Upon hearing that the Claimant had chosen to go, despite the voluntary nature of the call up, the Respondent invited him to a meeting and summarily dismissed him. The EAT held that as the reason for dismissal was some other substantial reason, rather than misconduct, it was not strictly necessary for the employer to hold a meeting to “consider the explanations”, and the Tribunal was open to find that any such meeting would not have changed the employer’s position.
Therefore, the process followed by the employer was not necessarily unfair. Please note that it should not be assumed that Tribunals will follow this decision in future due to the rather specific and unusual nature of the facts.
In hindsight, the Claimant may have been better placed had he exercised his rights under the Reserve Forces (Safeguard of Employment) Act 1985, non-compliance with which carries criminal penalties.
Reduction in Apprenticeship Fees:
Philip Hammond announced in his recent Budget speech that the fee that SMEs must pay when taking on apprentices will be halved from 10% to 5% of the pay bill from April 2019.
This reduction comes as part of a “£695 million package to support apprenticeships.”
It is not yet clear whether the change will apply to those employers who are affected by the apprenticeship levy (those with a pay bill over £3 million), once their levy pot is empty.
It was also announced that up to £5 million will be provided to the Institute for Apprenticeships and National Apprenticeship Service in 2019-20, in order to “identify gaps in the training provider market and increase the number of employer-designed apprenticeship standards available to employers”.
These changes should be welcomed by SMEs and hopefully enable smaller businesses to begin offering more apprenticeships.

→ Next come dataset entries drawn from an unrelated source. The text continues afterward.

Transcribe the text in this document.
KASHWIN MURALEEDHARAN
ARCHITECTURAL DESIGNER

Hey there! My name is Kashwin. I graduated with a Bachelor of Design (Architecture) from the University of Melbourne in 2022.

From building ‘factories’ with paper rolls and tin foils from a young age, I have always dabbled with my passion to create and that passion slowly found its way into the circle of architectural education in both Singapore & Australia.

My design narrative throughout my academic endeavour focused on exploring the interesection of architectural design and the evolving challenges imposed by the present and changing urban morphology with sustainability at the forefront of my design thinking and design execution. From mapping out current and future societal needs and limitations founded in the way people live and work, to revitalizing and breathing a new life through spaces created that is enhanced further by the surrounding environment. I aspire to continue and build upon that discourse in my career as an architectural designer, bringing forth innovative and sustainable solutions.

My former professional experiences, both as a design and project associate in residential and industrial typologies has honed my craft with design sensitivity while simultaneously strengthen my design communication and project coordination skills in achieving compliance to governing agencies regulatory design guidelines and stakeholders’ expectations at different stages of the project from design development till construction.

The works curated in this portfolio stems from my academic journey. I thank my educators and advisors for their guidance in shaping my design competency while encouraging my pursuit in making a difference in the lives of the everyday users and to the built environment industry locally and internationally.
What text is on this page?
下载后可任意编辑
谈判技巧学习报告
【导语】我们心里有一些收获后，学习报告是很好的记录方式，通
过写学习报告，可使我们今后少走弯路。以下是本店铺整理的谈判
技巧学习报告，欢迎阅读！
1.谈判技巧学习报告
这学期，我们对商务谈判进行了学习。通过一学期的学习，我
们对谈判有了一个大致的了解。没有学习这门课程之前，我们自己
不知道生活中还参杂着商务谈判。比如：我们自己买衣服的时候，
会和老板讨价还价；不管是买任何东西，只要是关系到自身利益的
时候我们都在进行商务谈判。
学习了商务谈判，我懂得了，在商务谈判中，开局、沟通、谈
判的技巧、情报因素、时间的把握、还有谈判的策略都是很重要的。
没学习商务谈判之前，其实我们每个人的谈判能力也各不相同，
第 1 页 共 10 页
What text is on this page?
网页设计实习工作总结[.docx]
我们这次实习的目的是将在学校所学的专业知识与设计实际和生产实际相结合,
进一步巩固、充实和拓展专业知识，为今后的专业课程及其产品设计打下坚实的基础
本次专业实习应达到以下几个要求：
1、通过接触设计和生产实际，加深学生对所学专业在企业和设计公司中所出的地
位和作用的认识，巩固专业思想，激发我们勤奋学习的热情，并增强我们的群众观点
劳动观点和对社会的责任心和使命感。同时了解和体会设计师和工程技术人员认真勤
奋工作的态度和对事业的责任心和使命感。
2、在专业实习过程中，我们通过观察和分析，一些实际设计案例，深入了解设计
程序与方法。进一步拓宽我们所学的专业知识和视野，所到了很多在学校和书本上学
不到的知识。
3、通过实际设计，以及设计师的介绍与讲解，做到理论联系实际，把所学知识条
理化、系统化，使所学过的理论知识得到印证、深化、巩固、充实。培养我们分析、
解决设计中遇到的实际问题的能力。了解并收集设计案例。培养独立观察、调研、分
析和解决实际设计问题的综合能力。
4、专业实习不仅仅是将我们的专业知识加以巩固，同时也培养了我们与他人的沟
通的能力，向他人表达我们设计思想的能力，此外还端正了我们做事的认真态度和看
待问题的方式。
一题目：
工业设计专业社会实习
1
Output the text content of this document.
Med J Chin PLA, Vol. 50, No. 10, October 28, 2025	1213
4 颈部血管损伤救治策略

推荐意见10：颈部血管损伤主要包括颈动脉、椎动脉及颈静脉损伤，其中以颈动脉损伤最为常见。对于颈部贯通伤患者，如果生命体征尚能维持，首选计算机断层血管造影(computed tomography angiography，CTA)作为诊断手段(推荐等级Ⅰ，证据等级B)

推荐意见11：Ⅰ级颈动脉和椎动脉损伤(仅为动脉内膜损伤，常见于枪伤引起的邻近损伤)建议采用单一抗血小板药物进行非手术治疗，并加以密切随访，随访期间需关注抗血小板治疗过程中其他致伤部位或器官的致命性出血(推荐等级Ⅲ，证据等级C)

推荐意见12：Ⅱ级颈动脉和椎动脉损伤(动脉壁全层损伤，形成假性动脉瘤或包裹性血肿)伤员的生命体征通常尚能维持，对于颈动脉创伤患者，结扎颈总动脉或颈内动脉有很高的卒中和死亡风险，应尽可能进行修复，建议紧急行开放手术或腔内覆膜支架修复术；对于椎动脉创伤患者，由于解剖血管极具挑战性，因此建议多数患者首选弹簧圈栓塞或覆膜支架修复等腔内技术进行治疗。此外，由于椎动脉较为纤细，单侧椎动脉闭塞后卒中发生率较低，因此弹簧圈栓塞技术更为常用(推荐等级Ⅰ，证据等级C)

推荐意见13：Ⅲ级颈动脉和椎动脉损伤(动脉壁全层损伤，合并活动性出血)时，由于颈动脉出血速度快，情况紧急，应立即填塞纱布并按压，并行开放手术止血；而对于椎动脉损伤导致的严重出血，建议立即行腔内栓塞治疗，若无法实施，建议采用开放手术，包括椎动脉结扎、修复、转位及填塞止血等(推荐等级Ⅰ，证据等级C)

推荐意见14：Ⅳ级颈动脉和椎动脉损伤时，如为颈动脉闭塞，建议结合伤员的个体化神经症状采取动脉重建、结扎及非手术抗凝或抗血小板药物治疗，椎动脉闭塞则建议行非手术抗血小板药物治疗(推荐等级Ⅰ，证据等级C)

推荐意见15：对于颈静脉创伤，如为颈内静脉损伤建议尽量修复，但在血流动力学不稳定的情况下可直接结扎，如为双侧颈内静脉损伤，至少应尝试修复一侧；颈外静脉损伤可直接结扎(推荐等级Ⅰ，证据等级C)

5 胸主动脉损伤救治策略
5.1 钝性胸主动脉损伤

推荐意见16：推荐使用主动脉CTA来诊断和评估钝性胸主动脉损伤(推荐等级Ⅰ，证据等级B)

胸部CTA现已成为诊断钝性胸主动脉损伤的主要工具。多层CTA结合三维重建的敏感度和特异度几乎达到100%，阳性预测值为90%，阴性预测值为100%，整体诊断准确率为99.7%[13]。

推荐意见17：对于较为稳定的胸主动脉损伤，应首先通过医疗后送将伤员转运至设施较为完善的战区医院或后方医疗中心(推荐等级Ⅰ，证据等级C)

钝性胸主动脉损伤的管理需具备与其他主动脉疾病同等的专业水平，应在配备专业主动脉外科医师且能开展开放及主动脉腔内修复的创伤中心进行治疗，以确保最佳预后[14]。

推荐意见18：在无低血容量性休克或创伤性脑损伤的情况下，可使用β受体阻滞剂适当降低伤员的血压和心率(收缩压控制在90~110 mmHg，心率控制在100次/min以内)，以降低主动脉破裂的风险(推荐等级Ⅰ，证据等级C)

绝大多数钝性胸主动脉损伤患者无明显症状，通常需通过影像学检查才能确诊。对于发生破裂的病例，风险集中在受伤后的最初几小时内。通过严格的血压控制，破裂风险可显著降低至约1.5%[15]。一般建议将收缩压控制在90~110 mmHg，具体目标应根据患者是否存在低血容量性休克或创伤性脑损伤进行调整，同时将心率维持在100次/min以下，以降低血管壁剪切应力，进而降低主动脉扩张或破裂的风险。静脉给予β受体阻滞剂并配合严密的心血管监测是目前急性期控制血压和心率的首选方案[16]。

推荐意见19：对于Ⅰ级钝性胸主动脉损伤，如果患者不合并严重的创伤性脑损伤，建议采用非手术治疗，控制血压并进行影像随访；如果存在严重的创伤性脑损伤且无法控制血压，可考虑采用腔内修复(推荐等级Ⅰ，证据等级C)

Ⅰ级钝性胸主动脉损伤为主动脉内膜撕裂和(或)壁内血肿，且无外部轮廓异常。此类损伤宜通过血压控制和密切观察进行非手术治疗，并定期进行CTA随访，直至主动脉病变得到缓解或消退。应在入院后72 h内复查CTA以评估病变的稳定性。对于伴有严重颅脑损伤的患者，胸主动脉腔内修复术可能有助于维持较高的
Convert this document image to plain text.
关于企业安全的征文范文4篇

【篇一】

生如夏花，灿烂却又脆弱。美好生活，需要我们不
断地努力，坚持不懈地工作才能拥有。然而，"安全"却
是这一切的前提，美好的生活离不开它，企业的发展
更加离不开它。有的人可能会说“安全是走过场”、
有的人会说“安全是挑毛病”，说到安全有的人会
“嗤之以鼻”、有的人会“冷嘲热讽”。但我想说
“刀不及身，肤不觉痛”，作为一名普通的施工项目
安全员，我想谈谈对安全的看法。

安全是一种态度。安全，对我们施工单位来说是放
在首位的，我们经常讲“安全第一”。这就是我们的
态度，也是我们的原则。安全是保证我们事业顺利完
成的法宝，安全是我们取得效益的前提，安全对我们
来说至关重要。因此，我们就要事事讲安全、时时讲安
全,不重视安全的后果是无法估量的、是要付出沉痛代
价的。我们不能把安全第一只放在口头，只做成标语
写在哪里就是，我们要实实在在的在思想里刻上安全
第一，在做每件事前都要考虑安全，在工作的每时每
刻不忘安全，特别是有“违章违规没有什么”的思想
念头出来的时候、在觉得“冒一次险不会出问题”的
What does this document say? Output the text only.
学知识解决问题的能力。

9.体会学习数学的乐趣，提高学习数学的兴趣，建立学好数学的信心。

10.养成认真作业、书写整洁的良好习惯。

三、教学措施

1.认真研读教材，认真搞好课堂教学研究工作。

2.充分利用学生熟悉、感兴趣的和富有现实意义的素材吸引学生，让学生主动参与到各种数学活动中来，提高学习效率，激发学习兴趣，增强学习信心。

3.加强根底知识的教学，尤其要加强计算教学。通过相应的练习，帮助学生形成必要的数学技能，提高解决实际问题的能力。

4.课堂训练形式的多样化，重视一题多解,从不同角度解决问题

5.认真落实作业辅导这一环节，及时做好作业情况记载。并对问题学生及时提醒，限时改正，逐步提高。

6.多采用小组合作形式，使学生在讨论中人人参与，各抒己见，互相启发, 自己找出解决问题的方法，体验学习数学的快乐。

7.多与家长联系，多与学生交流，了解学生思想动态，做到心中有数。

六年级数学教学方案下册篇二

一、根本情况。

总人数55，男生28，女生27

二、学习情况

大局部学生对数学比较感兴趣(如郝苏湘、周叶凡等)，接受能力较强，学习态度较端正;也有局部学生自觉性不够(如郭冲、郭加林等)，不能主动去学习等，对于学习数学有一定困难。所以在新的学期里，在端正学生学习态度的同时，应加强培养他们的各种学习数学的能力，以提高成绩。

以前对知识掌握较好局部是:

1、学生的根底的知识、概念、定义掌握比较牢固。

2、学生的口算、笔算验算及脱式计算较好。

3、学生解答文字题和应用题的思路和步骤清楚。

Changes to the National Minimum Wage:
The Chancellor also announced the new National Minimum Wage rates to come into effect from April 2019, they are:
- Apprentices – £3.90 per hour (up from £3.70)
- Under 18s – £4.35 per hour (up from £4.20)
- 18 to 20 – £6.15 per hour (up from £5.90)
- 21 to 24 – £7.70 per hour (up from £7.38)
- 25 and over – £8.21 per hour (up from £7.83)
Employers should bear the new rates in mind and take steps to prepare for the implementation of the changes in April 2019.